VLAN configuration problem

mourad13 · Jul 21, 2020, 8:12 PM

Hello,

I have created a virtual machine on a Proxmox server.
on the pfsense, I created 2 VLANs and put a VM on each VM.

The problem is that vlan can communicate with each other, even if I add a rule that blocks all traffic on a vlan interface.

Anyone know where the problem comes from?

Raffi_ · Jul 21, 2020, 8:35 PM

Can you post a screenshot of your VLAN rules?

mourad13 · Jul 21, 2020, 9:30 PM

Hello,

akuma1x · Jul 21, 2020, 9:48 PM

@mourad13 First thing I can see from your screenshot of OPT20 rules is that you don't have your Source field filled in. In that rule, the Source should really be set to "OPT20 net". And do you mean for it to be a Block rule instead of a Pass rule?

The OPT10 rule is set for only IPv4. So, if that VM on OPT1 is talking IPv6, I don't think any traffic will leave the OPT1 network.

Jeff

mourad13 · Jul 21, 2020, 9:49 PM

I made the change, but the vlan10 can still ping the vlan 20.
I tried with OPT10.net as well.

Moreover, it seems to me that by default, pfsense blocks all traffic. Shouldn't I have to put a rule to isolate a vlan?

akuma1x · Jul 21, 2020, 9:59 PM

@mourad13 Ok, so now, on OPT20, with the change to the rule, the entire OPT20 network is blocked from going to any other destination.

What is it exactly that you are trying to do - block the VLANs from talking to each other, block them from getting to the internet, allow them to go anywhere on your network, allow only 1 to access the other, what?

Jeff

mourad13 · Jul 21, 2020, 10:05 PM

Indeed, the vlan20 no longer communicates with the outside.
On the other hand, the vlan10 can still communicate with the VLAN20.

If I want to block it, I have to write a rule on OPT10 with source = opt10.net and destination = OPT20.net?

akuma1x · Jul 21, 2020, 10:44 PM

@mourad13 Yes, a block rule on OPT10 with source = OPT10net, destination = OPT20net will completely block OPT10net from talking to OPT20net.

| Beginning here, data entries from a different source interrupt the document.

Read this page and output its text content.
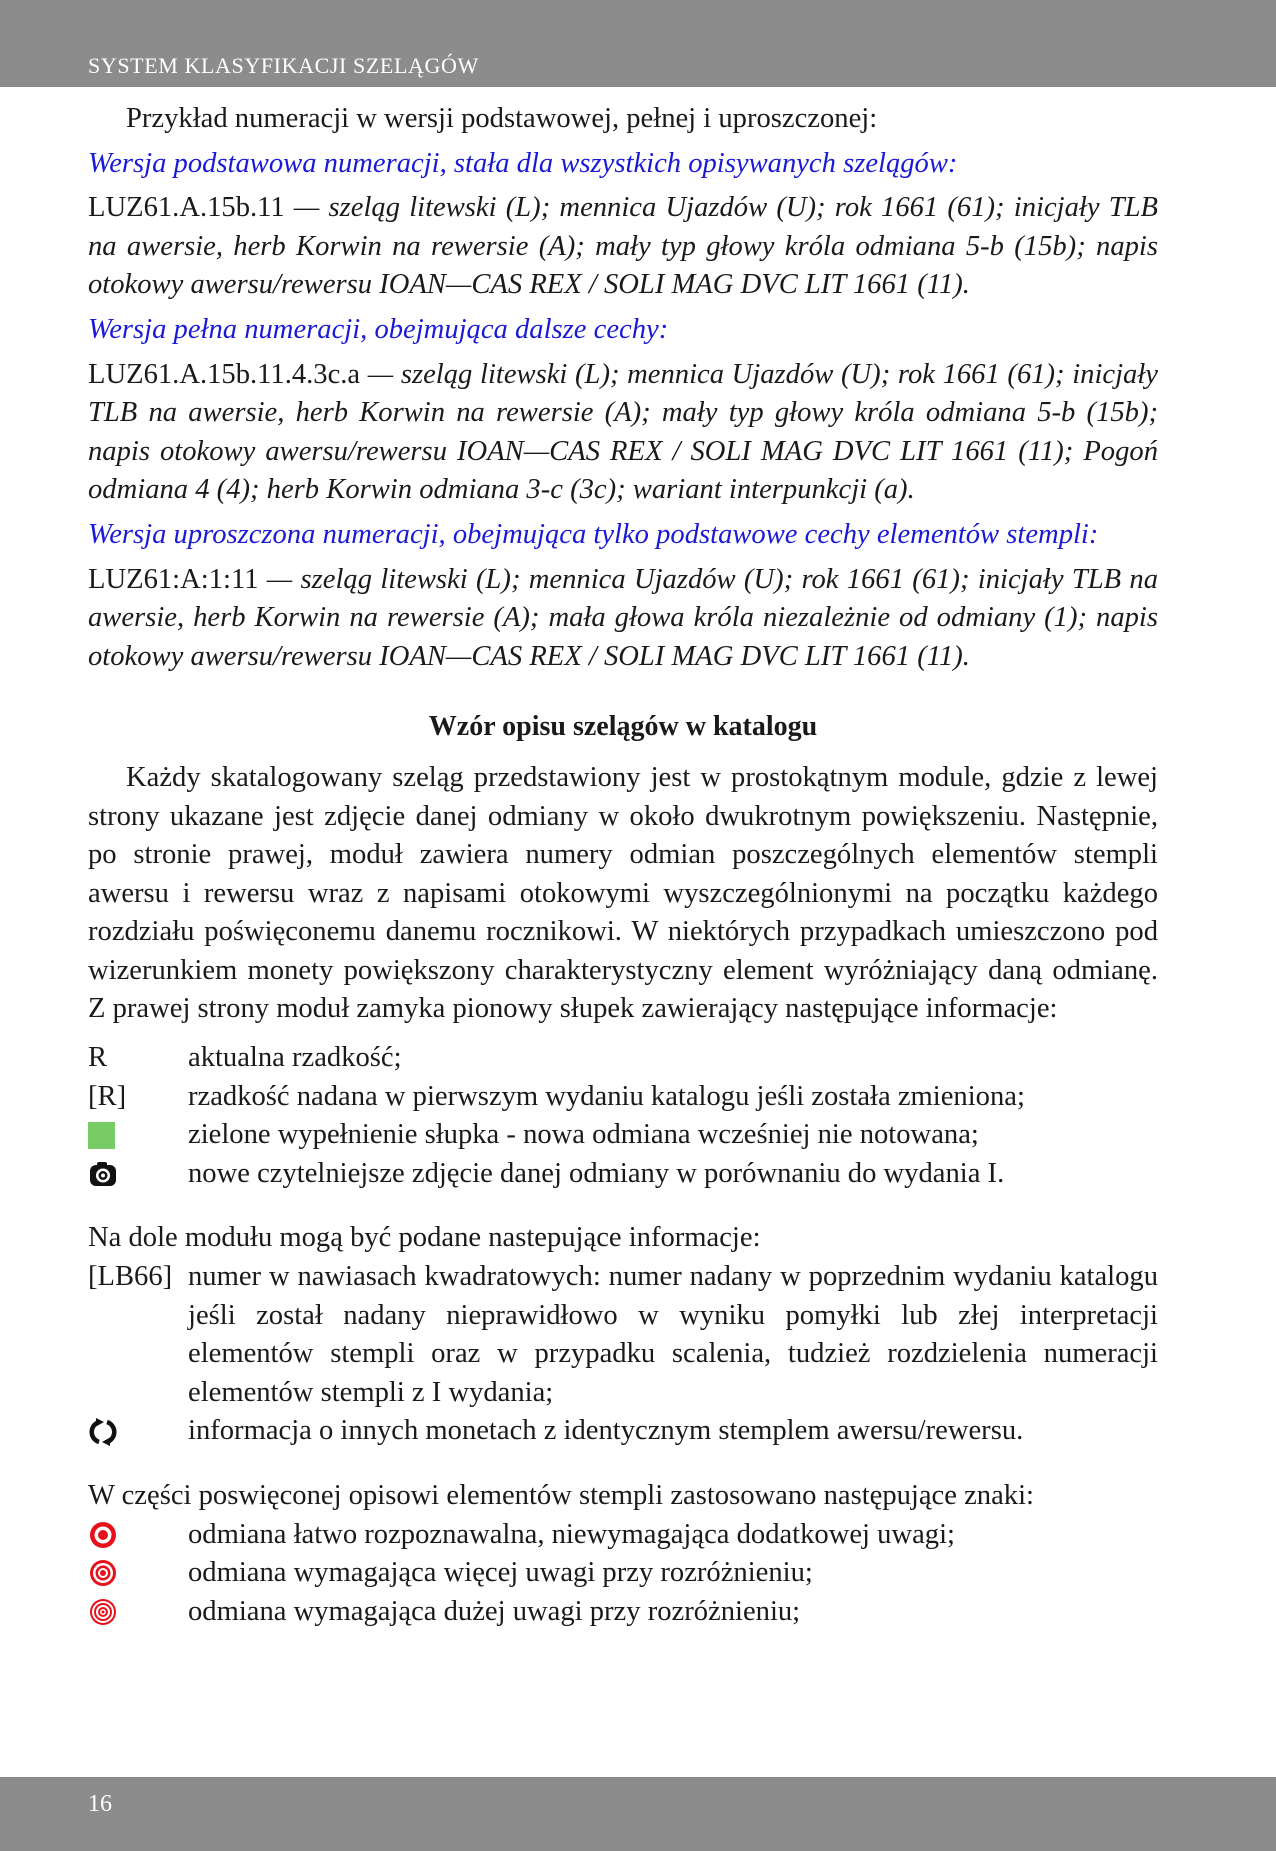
SYSTEM KLASYFIKACJI SZELĄGÓW

Przykład numeracji w wersji podstawowej, pełnej i uproszczonej:

Wersja podstawowa numeracji, stała dla wszystkich opisywanych szelągów:

LUZ61.A.15b.11 — szeląg litewski (L); mennica Ujazdów (U); rok 1661 (61); inicjały TLB na awersie, herb Korwin na rewersie (A); mały typ głowy króla odmiana 5-b (15b); napis otokowy awersu/rewersu IOAN—CAS REX / SOLI MAG DVC LIT 1661 (11).

Wersja pełna numeracji, obejmująca dalsze cechy:

LUZ61.A.15b.11.4.3c.a — szeląg litewski (L); mennica Ujazdów (U); rok 1661 (61); inicjały TLB na awersie, herb Korwin na rewersie (A); mały typ głowy króla odmiana 5-b (15b); napis otokowy awersu/rewersu IOAN—CAS REX / SOLI MAG DVC LIT 1661 (11); Pogoń odmiana 4 (4); herb Korwin odmiana 3-c (3c); wariant interpunkcji (a).

Wersja uproszczona numeracji, obejmująca tylko podstawowe cechy elementów stempli:

LUZ61:A:1:11 — szeląg litewski (L); mennica Ujazdów (U); rok 1661 (61); inicjały TLB na awersie, herb Korwin na rewersie (A); mała głowa króla niezależnie od odmiany (1); napis otokowy awersu/rewersu IOAN—CAS REX / SOLI MAG DVC LIT 1661 (11).

Wzór opisu szelągów w katalogu

Każdy skatalogowany szeląg przedstawiony jest w prostokątnym module, gdzie z lewej strony ukazane jest zdjęcie danej odmiany w około dwukrotnym powiększeniu. Następnie, po stronie prawej, moduł zawiera numery odmian poszczególnych elementów stempli awersu i rewersu wraz z napisami otokowymi wyszczególnionymi na początku każdego rozdziału poświęconemu danemu rocznikowi. W niektórych przypadkach umieszczono pod wizerunkiem monety powiększony charakterystyczny element wyróżniający daną odmianę. Z prawej strony moduł zamyka pionowy słupek zawierający następujące informacje:

R	aktualna rzadkość;
[R]	rzadkość nadana w pierwszym wydaniu katalogu jeśli została zmieniona;
zielone wypełnienie słupka - nowa odmiana wcześniej nie notowana;
nowe czytelniejsze zdjęcie danej odmiany w porównaniu do wydania I.

Na dole modułu mogą być podane nastepujące informacje:

[LB66] numer w nawiasach kwadratowych: numer nadany w poprzednim wydaniu katalogu jeśli został nadany nieprawidłowo w wyniku pomyłki lub złej interpretacji elementów stempli oraz w przypadku scalenia, tudzież rozdzielenia numeracji elementów stempli z I wydania;
informacja o innych monetach z identycznym stemplem awersu/rewersu.

W części poswięconej opisowi elementów stempli zastosowano następujące znaki:

odmiana łatwo rozpoznawalna, niewymagająca dodatkowej uwagi;
odmiana wymagająca więcej uwagi przy rozróżnieniu;
odmiana wymagająca dużej uwagi przy rozróżnieniu;
16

This rule will not, however, block OPT20net from talking to OPT10net, if a machine on OPT20net initiates the traffic to OPT10net.

Again, what is it exactly that you are trying to do?

Jeff

mourad13 · Jul 21, 2020, 11:08 PM

Thank you for your explanation.

I would like only the necessary ports to communicate between the vlans.
For example, between vlan10 (Prod with web server) and vlan30 (database vlan), only port 3306 can communicate.

akuma1x · Jul 21, 2020, 11:44 PM

Ok then, on your OPT10 interface (that's what you mean by VLAN10, right?), you would make a pass rule for a specific IP address, your web server address, to the specific IP address of the database server on the VLAN30, using ONLY port 3306. You might have to do the same on VLAN30 to VLAN10, but I'm not too sure.

Then, make a second rule to block everything else from VLAN10 to VLAN30. See this screenshot, I'm assuming your web server = 172.16.10.10 and your database server = 172.16.30.10:

If your gateway settings are the same on both of the vlans, this should all work just fine.

Jeff

mourad13 · Jul 22, 2020, 2:02 AM

Perfect, with that, I was able to move forward and better understand the vlan under Pfsense.

Thank you so much.

akuma1x · Jul 22, 2020, 2:02 AM

@mourad13 You're welcome, no problem!